Job Sequencing Problem

Problem Statement

Given jobs with deadlines and profits, maximize profit by scheduling jobs within their deadlines. Each job takes 1 unit of time. This medium-level greedy problem is about prioritization—get the most bang for your buck!

Example

Input: jobs = [[1,4,20],[2,1,10],[3,1,40],[4,1,30]] (id, deadline, profit)

Output: 60 (schedule [3,1,40] at 1, [1,4,20] at 2)
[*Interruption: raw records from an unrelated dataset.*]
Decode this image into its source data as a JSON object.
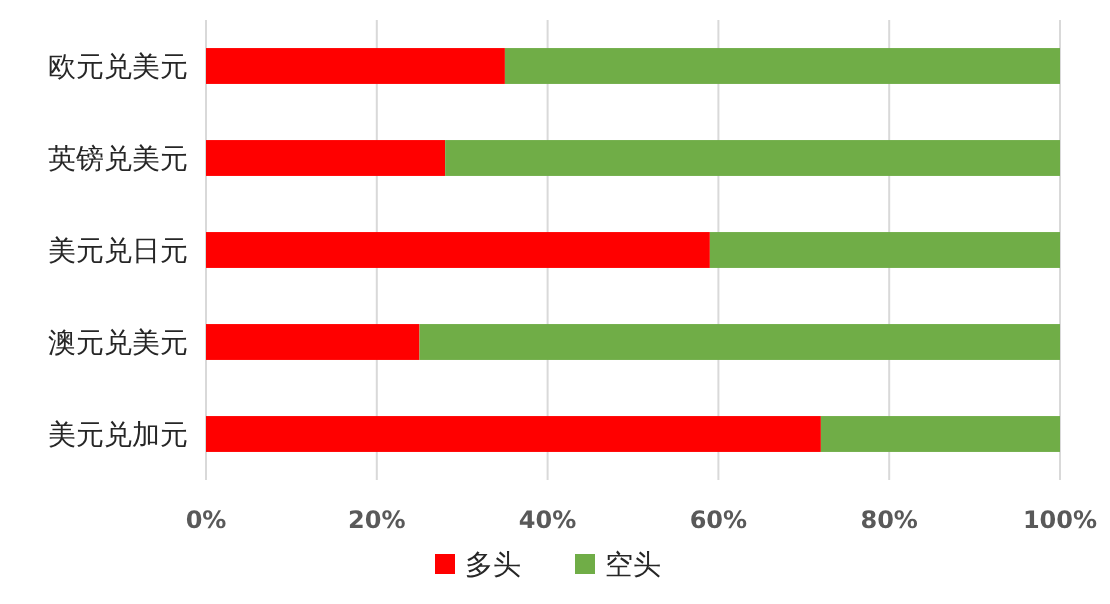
{
  "chart_data": {
    "type": "bar",
    "orientation": "horizontal",
    "stacked": true,
    "categories": [
      "欧元兑美元",
      "英镑兑美元",
      "美元兑日元",
      "澳元兑美元",
      "美元兑加元"
    ],
    "series": [
      {
        "name": "多头",
        "color": "#ff0000",
        "values": [
          35,
          28,
          59,
          25,
          72
        ]
      },
      {
        "name": "空头",
        "color": "#70ad47",
        "values": [
          65,
          72,
          41,
          75,
          28
        ]
      }
    ],
    "xlim": [
      0,
      100
    ],
    "xticks": [
      {
        "value": 0,
        "label": "0%"
      },
      {
        "value": 20,
        "label": "20%"
      },
      {
        "value": 40,
        "label": "40%"
      },
      {
        "value": 60,
        "label": "60%"
      },
      {
        "value": 80,
        "label": "80%"
      },
      {
        "value": 100,
        "label": "100%"
      }
    ],
    "grid": "x",
    "legend": "bottom"
  }
}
Input: jobs = [[1,2,100],[2,1,19],[3,2,27]]

Output: 127

Code

Java
Python
JavaScript
public class Solution {
    public int jobScheduling(int[][] jobs) {
        Arrays.sort(jobs, (a, b) -> Integer.compare(b[2], a[2])); // Sort by profit
        int maxDeadline = 0;
        for (int[] job : jobs) maxDeadline = Math.max(maxDeadline, job[1]);
        boolean[] slots = new boolean[maxDeadline];
        int profit = 0;
        for (int[] job : jobs) {
            for (int j = Math.min(maxDeadline, job[1]) - 1; j >= 0; j--) {
                if (!slots[j]) {
                    slots[j] = true;
                    profit += job[2];
                    break;
                }
            }
        }
        return profit;
    }
}
            
def job_scheduling(jobs):
    jobs.sort(key=lambda x: x[2], reverse=True)  # Sort by profit
    max_deadline = max(job[1] for job in jobs)
    slots = [False] * max_deadline
    profit = 0
    for job in jobs:
        for j in range(min(max_deadline, job[1]) - 1, -1, -1):
            if not slots[j]:
                slots[j] = True
                profit += job[2]
                break
    return profit
            
function jobScheduling(jobs) {
    jobs.sort((a, b) => b[2] - a[2]); // Sort by profit
    const maxDeadline = Math.max(...jobs.map(job => job[1]));
    const slots = new Array(maxDeadline).fill(false);
    let profit = 0;
    for (let job of jobs) {
        for (let j = Math.min(maxDeadline, job[1]) - 1; j >= 0; j--) {
            if (!slots[j]) {
                slots[j] = true;
                profit += job[2];
                break;
            }
        }
    }
    return profit;
}
            

Explanation

  • Greedy Choice: Sort by profit, schedule in the latest possible slot.
  • Flow: Fill slots from right to left within deadlines.
  • Example: [[1,4,20],[3,1,40]] → [40] at 1, [20] at 2.

Note

Time complexity: O(n²), Space complexity: O(n). Profit-driven scheduling!